Shopping suggestions, Part 2

Following are a few books of local/historical I should have recommended in my current column. Two I thoughtlessly forgot about. The other I hadn't seen yet.

One I got just as the book-review column was going to the printer is the Friends of the Knox County Public Library's annual "Knoxville Remembered" calendar, illustrated with big black and white photographs, mostly from the first half of the 20th century. It's nearly always pretty interesting, a mixture of the familiar and the forgotten. Though you always wish for a little more caption, it's fun to speculate. Three or four are classic pictures of Market Square or the courthouse that you've likely seen framed in a restaurant or a lobby, but several I've never seen. For August there's a of Mechanicsville kids playing in a fire-hydrant spray, for September a shot of McGhee Tyson Airport in the late '30s, when it looked like a stylish little office building. The most surprising is for October, a 1920 costume party with close to 50 people, mostly adults, dressed as gypsies, witches, clowns, woodland sprites, and an Indian chief. If anybody recognizes an ancestor in that photograph--or any of these photos, like the team pictures of a white baseball team in the '30s or a black basketball team in the '20s, please let me know.  

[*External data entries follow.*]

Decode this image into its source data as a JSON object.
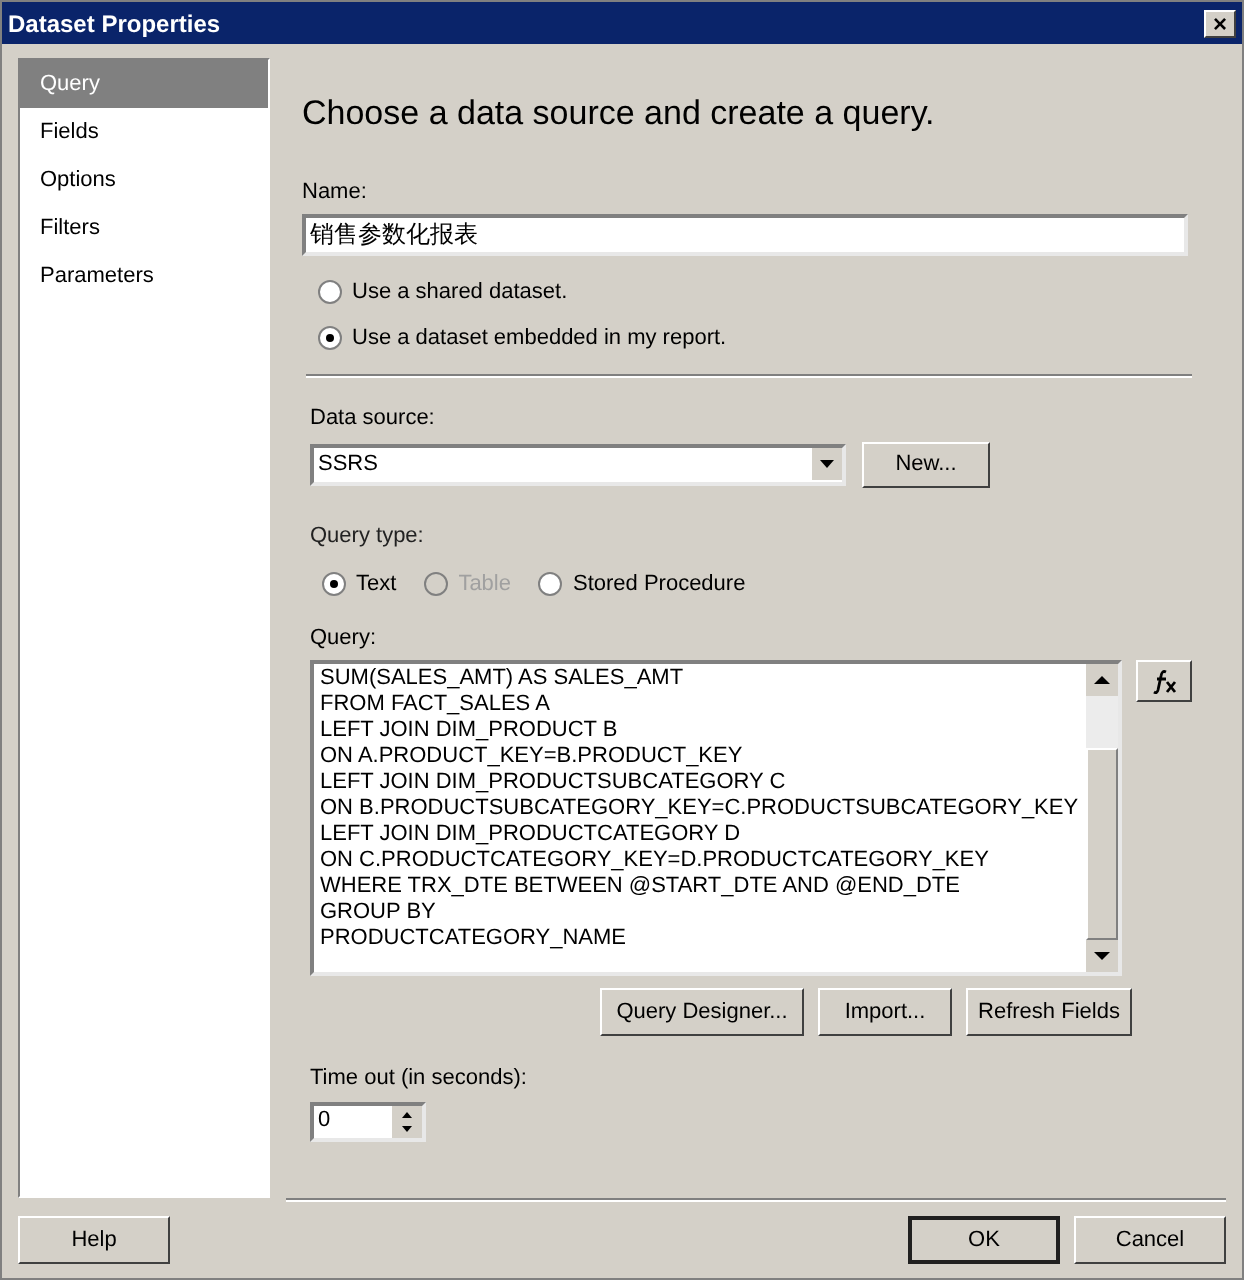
{
  "window": {
    "title": "Dataset Properties",
    "close": "×"
  },
  "sidebar": {
    "items": [
      {
        "label": "Query",
        "selected": true
      },
      {
        "label": "Fields",
        "selected": false
      },
      {
        "label": "Options",
        "selected": false
      },
      {
        "label": "Filters",
        "selected": false
      },
      {
        "label": "Parameters",
        "selected": false
      }
    ]
  },
  "heading": "Choose a data source and create a query.",
  "name": {
    "label": "Name:",
    "value": "销售参数化报表"
  },
  "dataset_source": [
    {
      "label": "Use a shared dataset.",
      "selected": false
    },
    {
      "label": "Use a dataset embedded in my report.",
      "selected": true
    }
  ],
  "data_source": {
    "label": "Data source:",
    "value": "SSRS",
    "new_button": "New..."
  },
  "query_type": {
    "label": "Query type:",
    "options": [
      {
        "label": "Text",
        "selected": true,
        "disabled": false
      },
      {
        "label": "Table",
        "selected": false,
        "disabled": true
      },
      {
        "label": "Stored Procedure",
        "selected": false,
        "disabled": false
      }
    ]
  },
  "query": {
    "label": "Query:",
    "lines": [
      "SUM(SALES_AMT) AS SALES_AMT",
      "FROM FACT_SALES A",
      "LEFT JOIN DIM_PRODUCT B",
      "ON A.PRODUCT_KEY=B.PRODUCT_KEY",
      "LEFT JOIN DIM_PRODUCTSUBCATEGORY C",
      "ON B.PRODUCTSUBCATEGORY_KEY=C.PRODUCTSUBCATEGORY_KEY",
      "LEFT JOIN DIM_PRODUCTCATEGORY D",
      "ON C.PRODUCTCATEGORY_KEY=D.PRODUCTCATEGORY_KEY",
      "WHERE TRX_DTE BETWEEN @START_DTE AND @END_DTE",
      "GROUP BY",
      "PRODUCTCATEGORY_NAME"
    ],
    "buttons": [
      "Query Designer...",
      "Import...",
      "Refresh Fields"
    ]
  },
  "timeout": {
    "label": "Time out (in seconds):",
    "value": "0"
  },
  "footer": {
    "help": "Help",
    "ok": "OK",
    "cancel": "Cancel"
  }
}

Anyway, they're 15 bucks, and available at the used-book shop at the main library, and at Union Ave. Books, the History Center's gift shop, and several other places.

Nearly anybody's likely to be briefly hypnotized by those calendars, whether they've lived here 90 days or 90 years. The next couple of recommendations are a little more estoteric.

The daily ran a nice feature about UT Prof. Dan Feller and his team's latest product, The Papers of Andrew Jackson, Vol. IX--a $75 tome all about the year 1831 as seen through the letters of Tennessee's first president. Halfway through his first term in office, when America was still trying to figure out what to make of this character, it was a dramatic and little understood chapter in American history. It's perhaps not for everybody, and they expect to sell only a few hundred copies nationwide. But for the astute or obsessive Jacksonian on your list, it's indispensible. Especially if they have a space on the shelf next to the first eight volumes.

And then there's Cormac McCarthy's House: Reading McCarthy Without Walls, by Peter Josyph. It's one of the most unusual books of the year--one critic called it "aggressively unconventional"--a sort of impressionistic, not to say random, series of reflections on Knoxville' most famous living writer, who turned 80 this year. A New Yorker, Josyph is an intuitive writer, artist, and filmmaker, a very unusual human being, which is probably what drew him to McCarthy. An offbeat collection of essays, images, and dialogues, the book is partly conversation, and because some of it's with Knoxville scholar Wes Morgan--they had long conversations at Pete's Cafe on Union--it may be the handiest source for what's real and what's not in McCarthy's Knoxville novel, Suttree. It also includes an artistic examination of McCarthy's spartan former home in El Paso, where he famously fended off interview requests for years. Fascinated with the man and his house, Josyph painted it repeatedly.